Allocation of units to treatments is crucial in designing a study on impact evaluation. The strength of an experiment depends, in addition to formation of the comparison groups (discussed in the previous chapter), on how units are allocated to the two groups. Together they make a design complete in the assessment of the causal effect.

The basic objective in a design is to create a control and a treatment group in such a way that sans the treatment the two would be similar and produce outputs that would be statistically equal to each other. The similarity between the two groups can be achieved in a few different ways.

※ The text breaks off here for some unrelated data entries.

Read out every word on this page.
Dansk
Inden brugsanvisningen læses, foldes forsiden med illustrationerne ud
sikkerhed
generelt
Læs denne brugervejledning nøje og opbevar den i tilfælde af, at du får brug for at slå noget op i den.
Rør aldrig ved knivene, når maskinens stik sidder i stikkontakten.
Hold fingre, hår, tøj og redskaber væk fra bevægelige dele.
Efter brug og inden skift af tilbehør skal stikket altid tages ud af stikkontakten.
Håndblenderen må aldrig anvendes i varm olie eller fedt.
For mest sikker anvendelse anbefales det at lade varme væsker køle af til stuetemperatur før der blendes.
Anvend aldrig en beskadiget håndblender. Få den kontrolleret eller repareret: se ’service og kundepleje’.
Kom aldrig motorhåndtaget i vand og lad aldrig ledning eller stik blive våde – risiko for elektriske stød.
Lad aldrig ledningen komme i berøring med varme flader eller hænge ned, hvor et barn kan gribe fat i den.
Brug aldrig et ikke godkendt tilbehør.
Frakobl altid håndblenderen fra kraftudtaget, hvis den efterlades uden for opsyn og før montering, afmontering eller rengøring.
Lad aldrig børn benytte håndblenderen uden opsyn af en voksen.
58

This chapter describes the different types of allocation along with their advantages and disadvantages.

In this context, another approach known as propensity score matching has been gaining popularity. This method, popularly known as Rubin Causal Model, which assists in strengthening a design, has also been discussed. The issue of two distinct situations, depending on whether individuals or clusters are the units of allocation, has been given adequate attention.

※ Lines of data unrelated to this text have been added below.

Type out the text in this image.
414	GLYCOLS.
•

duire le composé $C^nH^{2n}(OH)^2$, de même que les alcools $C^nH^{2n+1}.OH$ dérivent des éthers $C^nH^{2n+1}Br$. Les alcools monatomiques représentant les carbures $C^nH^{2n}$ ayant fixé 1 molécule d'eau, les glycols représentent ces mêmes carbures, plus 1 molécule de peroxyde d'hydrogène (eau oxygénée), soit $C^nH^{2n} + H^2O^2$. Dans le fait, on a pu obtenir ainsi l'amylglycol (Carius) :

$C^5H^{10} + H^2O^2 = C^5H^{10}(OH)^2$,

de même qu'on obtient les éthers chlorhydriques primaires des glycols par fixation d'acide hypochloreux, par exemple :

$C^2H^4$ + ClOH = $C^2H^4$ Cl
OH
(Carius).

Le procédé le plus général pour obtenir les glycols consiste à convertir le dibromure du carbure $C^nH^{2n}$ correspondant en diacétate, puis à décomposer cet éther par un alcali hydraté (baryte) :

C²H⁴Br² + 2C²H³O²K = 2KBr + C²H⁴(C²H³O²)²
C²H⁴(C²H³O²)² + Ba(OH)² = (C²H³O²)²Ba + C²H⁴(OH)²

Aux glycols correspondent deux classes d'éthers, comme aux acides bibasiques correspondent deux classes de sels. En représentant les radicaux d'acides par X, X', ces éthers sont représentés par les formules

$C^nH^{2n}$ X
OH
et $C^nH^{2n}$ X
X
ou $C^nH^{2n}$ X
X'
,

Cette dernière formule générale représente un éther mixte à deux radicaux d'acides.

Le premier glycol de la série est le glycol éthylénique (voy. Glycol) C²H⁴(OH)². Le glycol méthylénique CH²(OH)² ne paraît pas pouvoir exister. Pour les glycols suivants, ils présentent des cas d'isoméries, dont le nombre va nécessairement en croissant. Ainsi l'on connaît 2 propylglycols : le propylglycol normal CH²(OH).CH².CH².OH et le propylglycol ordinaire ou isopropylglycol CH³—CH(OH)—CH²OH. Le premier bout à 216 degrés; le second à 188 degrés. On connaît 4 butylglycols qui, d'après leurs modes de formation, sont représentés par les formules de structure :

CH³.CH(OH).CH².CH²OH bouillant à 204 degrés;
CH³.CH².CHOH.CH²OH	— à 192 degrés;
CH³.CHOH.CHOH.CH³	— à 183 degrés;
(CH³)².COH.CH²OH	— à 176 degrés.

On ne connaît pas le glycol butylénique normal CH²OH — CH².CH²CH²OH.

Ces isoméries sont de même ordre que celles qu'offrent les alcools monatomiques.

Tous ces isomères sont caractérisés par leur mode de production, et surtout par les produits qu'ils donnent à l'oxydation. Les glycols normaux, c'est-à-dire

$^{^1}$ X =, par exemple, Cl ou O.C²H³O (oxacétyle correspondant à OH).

ALTERNATIVE TOOLS TO ATTAIN BALANCE

To achieve a balance, one needs to ensure that both treatment and control groups have similar distribution in terms of all the disturbing variables (covariates). There are two distinct approaches to balance the disturbing variables. They are: randomization and matching. The matching can be performed in two ways: a) group matching or stratification and b) pair matching.

8.2.1 Randomization

The objective can be achieved by ensuring that both treatment and control groups are randomly drawn samples from a population under study. That is, either they are drawn with an equal probability selection method EPSEM or, if not, individuals are weighted appropriately so that each provides an unbiased estimate of the population parameter. There is a need to emphasize this, since the issue of unbiasedness of an estimate can be overlooked, particularly when non-response makes the two samples to deviate from an EPSEM. If the pattern of non-response is different in the two samples (treatment and control) it can introduce bias in the estimation of the impact. The difference in the estimates obtained from the two samples will not show the treatment impact, unless the samples are weighted properly to remove the biasing effect created by the non-response.